Runtime

Runtime protection

AI Defense runtime protection secures your LLM chat applications by inspecting user prompts and LLM responses in real time. When runtime protection detects content that violates your security, privacy, or safety policies, it raises an alert in the Events log and, if configured, blocks the content from reaching the user or the LLM.

Applications and policies

In AI Defense, each chat application is represented as an application visible in the Applications panel. Each application contains one or more connections to represent the LLM API(s) being protected. Once you've created an application and its connections, you apply a runtime protection policy to each connection in order to secure it.

Enforcement point

To protect an AI application and its users with your policy, you must set up a runtime enforcement point. This can be Multicloud Defense with AI Guardrails, an AI Defense Gateway, or the AI Defense Inspection API. The different options serve different use cases:

The Multicloud Defense approach allows you to enforce policies without any change to your AI application or AI models. Runtime protection enforced at the Cisco Multicloud Defense Egress Gateway provides a transparent deployment, as the egress gateway is typically the default route for cloud workloads. No major changes are required from your AI application team. TLS interception is necessary, and workloads must trust the configured egress gateway CA. See Set up Runtime for Protection via Multicloud Defense.
The AI Defense Gateway approach allows you to enforce policies without requiring code changes in your AI applications. In this approach, you must configure your AI applications to direct prompts to the AI Defense Gateway URL instead of the standard model URL (such as an OpenAI URL).

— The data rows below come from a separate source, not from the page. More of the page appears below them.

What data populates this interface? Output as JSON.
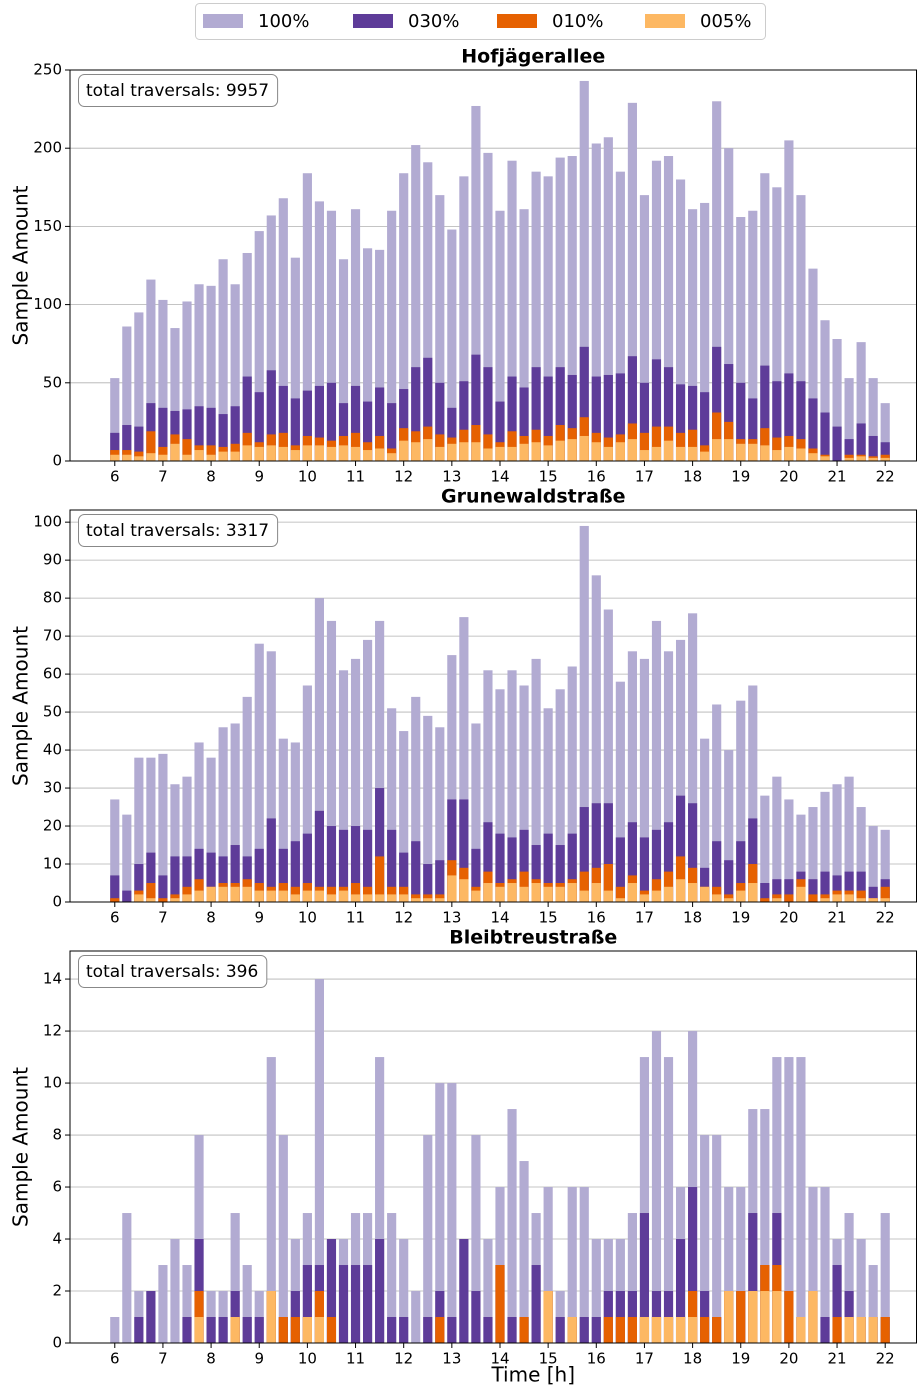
{
  "legend_loc": "upper center",
  "chart_data": [
    {
      "type": "bar",
      "title": "Hofjägerallee",
      "ylabel": "Sample Amount",
      "annotation": "total traversals: 9957",
      "x": [
        6,
        6.25,
        6.5,
        6.75,
        7,
        7.25,
        7.5,
        7.75,
        8,
        8.25,
        8.5,
        8.75,
        9,
        9.25,
        9.5,
        9.75,
        10,
        10.25,
        10.5,
        10.75,
        11,
        11.25,
        11.5,
        11.75,
        12,
        12.25,
        12.5,
        12.75,
        13,
        13.25,
        13.5,
        13.75,
        14,
        14.25,
        14.5,
        14.75,
        15,
        15.25,
        15.5,
        15.75,
        16,
        16.25,
        16.5,
        16.75,
        17,
        17.25,
        17.5,
        17.75,
        18,
        18.25,
        18.5,
        18.75,
        19,
        19.25,
        19.5,
        19.75,
        20,
        20.25,
        20.5,
        20.75,
        21,
        21.25,
        21.5,
        21.75,
        22
      ],
      "xlim": [
        5.07,
        22.65
      ],
      "xticks": [
        6,
        7,
        8,
        9,
        10,
        11,
        12,
        13,
        14,
        15,
        16,
        17,
        18,
        19,
        20,
        21,
        22
      ],
      "ylim": [
        0,
        250
      ],
      "yticks": [
        0,
        50,
        100,
        150,
        200,
        250
      ],
      "grid": true,
      "series": [
        {
          "name": "100%",
          "color": "#b2abd2",
          "values": [
            53,
            86,
            95,
            116,
            103,
            85,
            102,
            113,
            112,
            129,
            113,
            133,
            147,
            157,
            168,
            130,
            184,
            166,
            160,
            129,
            161,
            136,
            135,
            160,
            184,
            202,
            191,
            170,
            148,
            182,
            227,
            197,
            160,
            192,
            161,
            185,
            182,
            194,
            195,
            243,
            203,
            207,
            185,
            229,
            170,
            192,
            195,
            180,
            161,
            165,
            230,
            200,
            156,
            160,
            184,
            175,
            205,
            170,
            123,
            90,
            78,
            53,
            76,
            53,
            37
          ]
        },
        {
          "name": "030%",
          "color": "#5e3c99",
          "values": [
            18,
            23,
            22,
            37,
            34,
            32,
            33,
            35,
            34,
            30,
            35,
            54,
            44,
            58,
            48,
            40,
            45,
            48,
            50,
            37,
            48,
            38,
            47,
            37,
            46,
            60,
            66,
            50,
            34,
            51,
            68,
            60,
            38,
            54,
            47,
            60,
            54,
            60,
            55,
            73,
            54,
            55,
            56,
            67,
            50,
            65,
            60,
            49,
            48,
            44,
            73,
            62,
            50,
            40,
            61,
            51,
            56,
            51,
            40,
            31,
            22,
            14,
            24,
            16,
            12
          ]
        },
        {
          "name": "010%",
          "color": "#e66101",
          "values": [
            7,
            7,
            6,
            19,
            9,
            17,
            14,
            10,
            10,
            9,
            11,
            18,
            12,
            17,
            18,
            10,
            16,
            15,
            13,
            16,
            18,
            12,
            16,
            8,
            21,
            19,
            22,
            17,
            15,
            20,
            23,
            17,
            12,
            19,
            16,
            20,
            16,
            23,
            21,
            28,
            18,
            15,
            17,
            24,
            18,
            22,
            22,
            18,
            20,
            10,
            31,
            25,
            14,
            14,
            21,
            15,
            16,
            14,
            8,
            4,
            0,
            4,
            4,
            3,
            4
          ]
        },
        {
          "name": "005%",
          "color": "#fdb863",
          "values": [
            4,
            4,
            3,
            5,
            4,
            11,
            4,
            7,
            4,
            6,
            6,
            10,
            9,
            10,
            9,
            7,
            10,
            10,
            9,
            10,
            9,
            7,
            8,
            5,
            13,
            12,
            14,
            9,
            11,
            12,
            12,
            8,
            9,
            9,
            11,
            12,
            10,
            13,
            14,
            16,
            12,
            9,
            12,
            14,
            7,
            9,
            13,
            9,
            9,
            6,
            14,
            14,
            11,
            11,
            10,
            7,
            9,
            8,
            5,
            3,
            0,
            2,
            3,
            2,
            2
          ]
        }
      ]
    },
    {
      "type": "bar",
      "title": "Grunewaldstraße",
      "ylabel": "Sample Amount",
      "annotation": "total traversals: 3317",
      "x": [
        6,
        6.25,
        6.5,
        6.75,
        7,
        7.25,
        7.5,
        7.75,
        8,
        8.25,
        8.5,
        8.75,
        9,
        9.25,
        9.5,
        9.75,
        10,
        10.25,
        10.5,
        10.75,
        11,
        11.25,
        11.5,
        11.75,
        12,
        12.25,
        12.5,
        12.75,
        13,
        13.25,
        13.5,
        13.75,
        14,
        14.25,
        14.5,
        14.75,
        15,
        15.25,
        15.5,
        15.75,
        16,
        16.25,
        16.5,
        16.75,
        17,
        17.25,
        17.5,
        17.75,
        18,
        18.25,
        18.5,
        18.75,
        19,
        19.25,
        19.5,
        19.75,
        20,
        20.25,
        20.5,
        20.75,
        21,
        21.25,
        21.5,
        21.75,
        22
      ],
      "xlim": [
        5.07,
        22.65
      ],
      "xticks": [
        6,
        7,
        8,
        9,
        10,
        11,
        12,
        13,
        14,
        15,
        16,
        17,
        18,
        19,
        20,
        21,
        22
      ],
      "ylim": [
        0,
        103.2
      ],
      "yticks": [
        0,
        10,
        20,
        30,
        40,
        50,
        60,
        70,
        80,
        90,
        100
      ],
      "grid": true,
      "series": [
        {
          "color": "#b2abd2",
          "values": [
            27,
            23,
            38,
            38,
            39,
            31,
            33,
            42,
            38,
            46,
            47,
            54,
            68,
            66,
            43,
            42,
            57,
            80,
            74,
            61,
            64,
            69,
            74,
            51,
            45,
            54,
            49,
            46,
            65,
            75,
            47,
            61,
            56,
            61,
            57,
            64,
            51,
            56,
            62,
            99,
            86,
            77,
            58,
            66,
            64,
            74,
            66,
            69,
            76,
            43,
            52,
            40,
            53,
            57,
            28,
            33,
            27,
            23,
            25,
            29,
            31,
            33,
            25,
            20,
            19
          ]
        },
        {
          "color": "#5e3c99",
          "values": [
            7,
            3,
            10,
            13,
            7,
            12,
            12,
            14,
            13,
            12,
            15,
            12,
            14,
            22,
            14,
            16,
            18,
            24,
            20,
            19,
            20,
            19,
            30,
            19,
            13,
            16,
            10,
            11,
            27,
            27,
            14,
            21,
            18,
            17,
            19,
            15,
            18,
            15,
            18,
            25,
            26,
            26,
            17,
            21,
            17,
            19,
            21,
            28,
            26,
            9,
            16,
            11,
            16,
            22,
            5,
            6,
            6,
            8,
            6,
            8,
            7,
            8,
            8,
            4,
            6
          ]
        },
        {
          "color": "#e66101",
          "values": [
            1,
            0,
            3,
            5,
            1,
            2,
            4,
            6,
            4,
            5,
            5,
            6,
            5,
            4,
            5,
            4,
            5,
            4,
            4,
            4,
            5,
            4,
            12,
            4,
            4,
            2,
            2,
            2,
            11,
            9,
            4,
            8,
            5,
            6,
            8,
            6,
            5,
            5,
            6,
            8,
            9,
            10,
            4,
            7,
            3,
            6,
            8,
            12,
            9,
            4,
            4,
            2,
            5,
            10,
            1,
            2,
            2,
            6,
            2,
            2,
            3,
            3,
            3,
            1,
            4
          ]
        },
        {
          "color": "#fdb863",
          "values": [
            0,
            0,
            2,
            1,
            0,
            1,
            2,
            3,
            4,
            4,
            4,
            4,
            3,
            3,
            3,
            2,
            3,
            3,
            2,
            3,
            2,
            2,
            2,
            2,
            2,
            1,
            1,
            1,
            7,
            6,
            3,
            5,
            4,
            5,
            4,
            5,
            4,
            4,
            5,
            3,
            5,
            3,
            1,
            5,
            2,
            3,
            4,
            6,
            5,
            4,
            2,
            1,
            3,
            5,
            0,
            1,
            0,
            4,
            0,
            1,
            2,
            2,
            1,
            1,
            1
          ]
        }
      ]
    },
    {
      "type": "bar",
      "title": "Bleibtreustraße",
      "ylabel": "Sample Amount",
      "xlabel": "Time [h]",
      "annotation": "total traversals: 396",
      "x": [
        6,
        6.25,
        6.5,
        6.75,
        7,
        7.25,
        7.5,
        7.75,
        8,
        8.25,
        8.5,
        8.75,
        9,
        9.25,
        9.5,
        9.75,
        10,
        10.25,
        10.5,
        10.75,
        11,
        11.25,
        11.5,
        11.75,
        12,
        12.25,
        12.5,
        12.75,
        13,
        13.25,
        13.5,
        13.75,
        14,
        14.25,
        14.5,
        14.75,
        15,
        15.25,
        15.5,
        15.75,
        16,
        16.25,
        16.5,
        16.75,
        17,
        17.25,
        17.5,
        17.75,
        18,
        18.25,
        18.5,
        18.75,
        19,
        19.25,
        19.5,
        19.75,
        20,
        20.25,
        20.5,
        20.75,
        21,
        21.25,
        21.5,
        21.75,
        22
      ],
      "xlim": [
        5.07,
        22.65
      ],
      "xticks": [
        6,
        7,
        8,
        9,
        10,
        11,
        12,
        13,
        14,
        15,
        16,
        17,
        18,
        19,
        20,
        21,
        22
      ],
      "ylim": [
        0,
        15.08
      ],
      "yticks": [
        0,
        2,
        4,
        6,
        8,
        10,
        12,
        14
      ],
      "grid": true,
      "series": [
        {
          "color": "#b2abd2",
          "values": [
            1,
            5,
            2,
            2,
            3,
            4,
            3,
            8,
            2,
            2,
            5,
            3,
            2,
            11,
            8,
            4,
            5,
            14,
            4,
            4,
            5,
            5,
            11,
            5,
            4,
            2,
            8,
            10,
            10,
            4,
            8,
            4,
            6,
            9,
            7,
            5,
            6,
            2,
            6,
            6,
            4,
            4,
            4,
            5,
            11,
            12,
            11,
            6,
            12,
            8,
            8,
            6,
            6,
            9,
            9,
            11,
            11,
            11,
            6,
            6,
            4,
            5,
            4,
            3,
            5
          ]
        },
        {
          "color": "#5e3c99",
          "values": [
            0,
            0,
            1,
            2,
            0,
            0,
            1,
            4,
            1,
            1,
            2,
            1,
            1,
            2,
            1,
            2,
            3,
            3,
            4,
            3,
            3,
            3,
            4,
            1,
            1,
            0,
            1,
            2,
            1,
            4,
            2,
            1,
            3,
            1,
            1,
            3,
            2,
            1,
            1,
            1,
            1,
            2,
            2,
            2,
            5,
            2,
            2,
            4,
            6,
            2,
            1,
            2,
            2,
            5,
            3,
            5,
            2,
            1,
            2,
            1,
            3,
            2,
            1,
            1,
            1
          ]
        },
        {
          "color": "#e66101",
          "values": [
            0,
            0,
            0,
            0,
            0,
            0,
            0,
            2,
            0,
            0,
            1,
            0,
            0,
            2,
            1,
            1,
            1,
            2,
            1,
            0,
            0,
            0,
            0,
            0,
            0,
            0,
            0,
            1,
            0,
            0,
            0,
            0,
            3,
            0,
            1,
            0,
            2,
            0,
            1,
            0,
            0,
            1,
            1,
            1,
            1,
            1,
            1,
            1,
            2,
            1,
            1,
            2,
            2,
            2,
            3,
            3,
            2,
            1,
            2,
            0,
            1,
            1,
            1,
            0,
            1
          ]
        },
        {
          "color": "#fdb863",
          "values": [
            0,
            0,
            0,
            0,
            0,
            0,
            0,
            1,
            0,
            0,
            1,
            0,
            0,
            2,
            0,
            0,
            1,
            1,
            0,
            0,
            0,
            0,
            0,
            0,
            0,
            0,
            0,
            0,
            0,
            0,
            0,
            0,
            0,
            0,
            0,
            0,
            2,
            0,
            1,
            0,
            0,
            0,
            0,
            0,
            1,
            1,
            1,
            1,
            1,
            0,
            0,
            2,
            0,
            2,
            2,
            2,
            0,
            1,
            2,
            0,
            0,
            1,
            1,
            1,
            0
          ]
        }
      ]
    }
  ]
}
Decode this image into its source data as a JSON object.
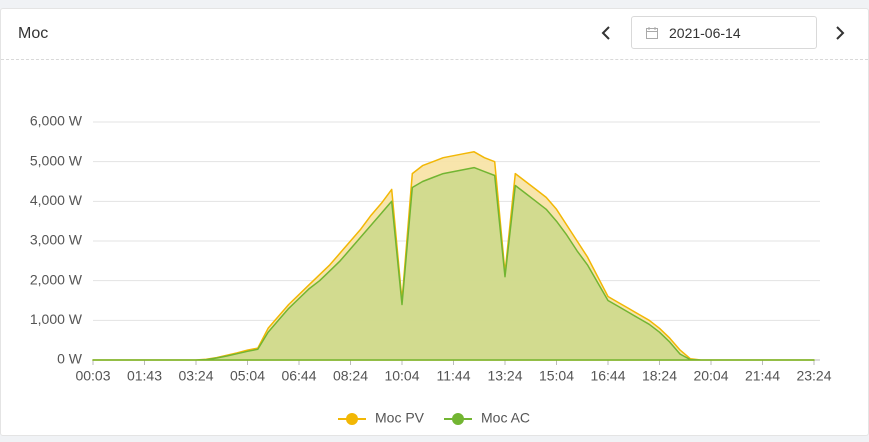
{
  "header": {
    "title": "Moc",
    "date": "2021-06-14"
  },
  "chart_data": {
    "type": "area",
    "categories": [
      "00:03",
      null,
      null,
      null,
      null,
      "01:43",
      null,
      null,
      null,
      null,
      "03:24",
      null,
      null,
      null,
      null,
      "05:04",
      null,
      null,
      null,
      null,
      "06:44",
      null,
      null,
      null,
      null,
      "08:24",
      null,
      null,
      null,
      null,
      "10:04",
      null,
      null,
      null,
      null,
      "11:44",
      null,
      null,
      null,
      null,
      "13:24",
      null,
      null,
      null,
      null,
      "15:04",
      null,
      null,
      null,
      null,
      "16:44",
      null,
      null,
      null,
      null,
      "18:24",
      null,
      null,
      null,
      null,
      "20:04",
      null,
      null,
      null,
      null,
      "21:44",
      null,
      null,
      null,
      null,
      "23:24"
    ],
    "series": [
      {
        "name": "Moc PV",
        "color": "#f2b705",
        "fill": "#f7e2a3",
        "values": [
          0,
          0,
          0,
          0,
          0,
          0,
          0,
          0,
          0,
          0,
          0,
          20,
          60,
          120,
          180,
          250,
          300,
          800,
          1100,
          1400,
          1650,
          1900,
          2150,
          2400,
          2700,
          3000,
          3300,
          3650,
          3950,
          4300,
          1500,
          4700,
          4900,
          5000,
          5100,
          5150,
          5200,
          5250,
          5100,
          5000,
          2200,
          4700,
          4500,
          4300,
          4100,
          3800,
          3400,
          3000,
          2600,
          2100,
          1600,
          1450,
          1300,
          1150,
          1000,
          800,
          550,
          250,
          30,
          0,
          0,
          0,
          0,
          0,
          0,
          0,
          0,
          0,
          0,
          0,
          0
        ]
      },
      {
        "name": "Moc AC",
        "color": "#72b532",
        "fill": "#cdd98c",
        "values": [
          0,
          0,
          0,
          0,
          0,
          0,
          0,
          0,
          0,
          0,
          0,
          10,
          50,
          100,
          160,
          220,
          270,
          700,
          1000,
          1300,
          1550,
          1800,
          2000,
          2250,
          2500,
          2800,
          3100,
          3400,
          3700,
          4000,
          1400,
          4350,
          4500,
          4600,
          4700,
          4750,
          4800,
          4850,
          4750,
          4650,
          2100,
          4400,
          4200,
          4000,
          3800,
          3500,
          3150,
          2750,
          2400,
          1950,
          1500,
          1350,
          1200,
          1050,
          900,
          700,
          450,
          150,
          10,
          0,
          0,
          0,
          0,
          0,
          0,
          0,
          0,
          0,
          0,
          0,
          0
        ]
      }
    ],
    "ylim": [
      0,
      6000
    ],
    "yticks": [
      {
        "value": 0,
        "label": "0 W"
      },
      {
        "value": 1000,
        "label": "1,000 W"
      },
      {
        "value": 2000,
        "label": "2,000 W"
      },
      {
        "value": 3000,
        "label": "3,000 W"
      },
      {
        "value": 4000,
        "label": "4,000 W"
      },
      {
        "value": 5000,
        "label": "5,000 W"
      },
      {
        "value": 6000,
        "label": "6,000 W"
      }
    ],
    "grid": true,
    "legend": "bottom"
  }
}
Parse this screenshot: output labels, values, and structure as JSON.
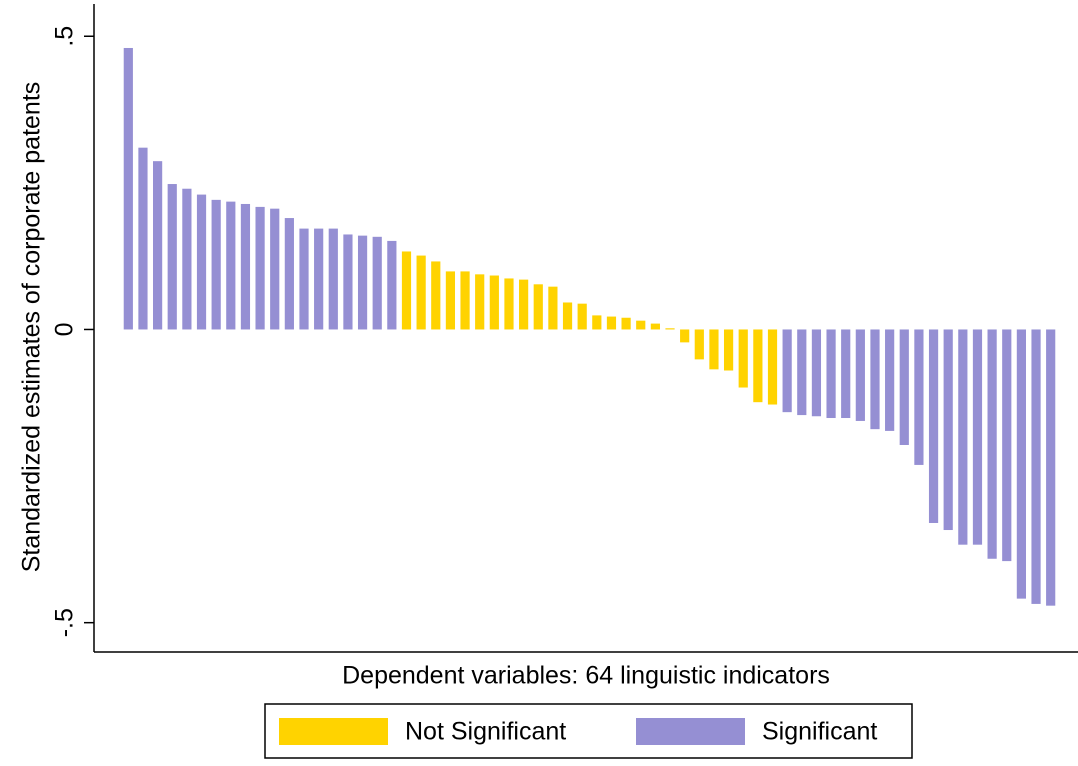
{
  "chart_data": {
    "type": "bar",
    "y_label": "Standardized estimates of corporate patents",
    "x_label": "Dependent variables: 64 linguistic indicators",
    "categories": [
      null,
      null,
      null,
      null,
      null,
      null,
      null,
      null,
      null,
      null,
      null,
      null,
      null,
      null,
      null,
      null,
      null,
      null,
      null,
      null,
      null,
      null,
      null,
      null,
      null,
      null,
      null,
      null,
      null,
      null,
      null,
      null,
      null,
      null,
      null,
      null,
      null,
      null,
      null,
      null,
      null,
      null,
      null,
      null,
      null,
      null,
      null,
      null,
      null,
      null,
      null,
      null,
      null,
      null,
      null,
      null,
      null,
      null,
      null,
      null,
      null,
      null,
      null,
      null
    ],
    "series": [
      {
        "name": "Not Significant",
        "color": "#ffd300",
        "values": [
          null,
          null,
          null,
          null,
          null,
          null,
          null,
          null,
          null,
          null,
          null,
          null,
          null,
          null,
          null,
          null,
          null,
          null,
          null,
          0.133,
          0.126,
          0.116,
          0.099,
          0.099,
          0.094,
          0.092,
          0.087,
          0.085,
          0.077,
          0.073,
          0.046,
          0.044,
          0.024,
          0.022,
          0.02,
          0.015,
          0.01,
          0.002,
          -0.022,
          -0.051,
          -0.068,
          -0.07,
          -0.099,
          -0.124,
          -0.128,
          null,
          null,
          null,
          null,
          null,
          null,
          null,
          null,
          null,
          null,
          null,
          null,
          null,
          null,
          null,
          null,
          null,
          null,
          null
        ]
      },
      {
        "name": "Significant",
        "color": "#958fd3",
        "values": [
          0.48,
          0.31,
          0.287,
          0.248,
          0.24,
          0.23,
          0.221,
          0.218,
          0.214,
          0.209,
          0.206,
          0.19,
          0.172,
          0.172,
          0.172,
          0.162,
          0.16,
          0.158,
          0.151,
          null,
          null,
          null,
          null,
          null,
          null,
          null,
          null,
          null,
          null,
          null,
          null,
          null,
          null,
          null,
          null,
          null,
          null,
          null,
          null,
          null,
          null,
          null,
          null,
          null,
          null,
          -0.141,
          -0.146,
          -0.148,
          -0.151,
          -0.151,
          -0.156,
          -0.17,
          -0.173,
          -0.197,
          -0.231,
          -0.33,
          -0.342,
          -0.367,
          -0.367,
          -0.391,
          -0.395,
          -0.459,
          -0.468,
          -0.471
        ]
      }
    ],
    "ylim": [
      -0.55,
      0.555
    ],
    "yticks": [
      {
        "value": -0.5,
        "label": "-.5"
      },
      0,
      {
        "value": 0.5,
        "label": ".5"
      }
    ],
    "grid": false,
    "legend": "bottom"
  }
}
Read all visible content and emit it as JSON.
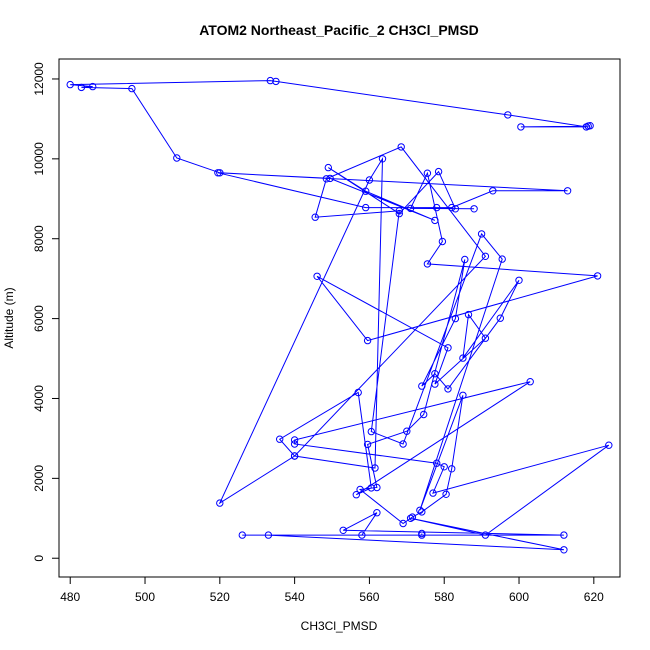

See Set up Runtime for Gateway Interception.
The Inspection API approach lets you inspect prompts and responses on-demand via the AI Defense Inspection API and handle violations as you like, based on detection output from the API. This option is for scenarios where the AI application team wants only a disposition (good/bad) of each prompt and/or response, which they will handle at the AI application level. In this scenario, AI application developers build AI Inspection API calls into the AI application that they're developing, and then deploy that application to production with its built-in AI Defense protections. See Set up Runtime for the Inspection API.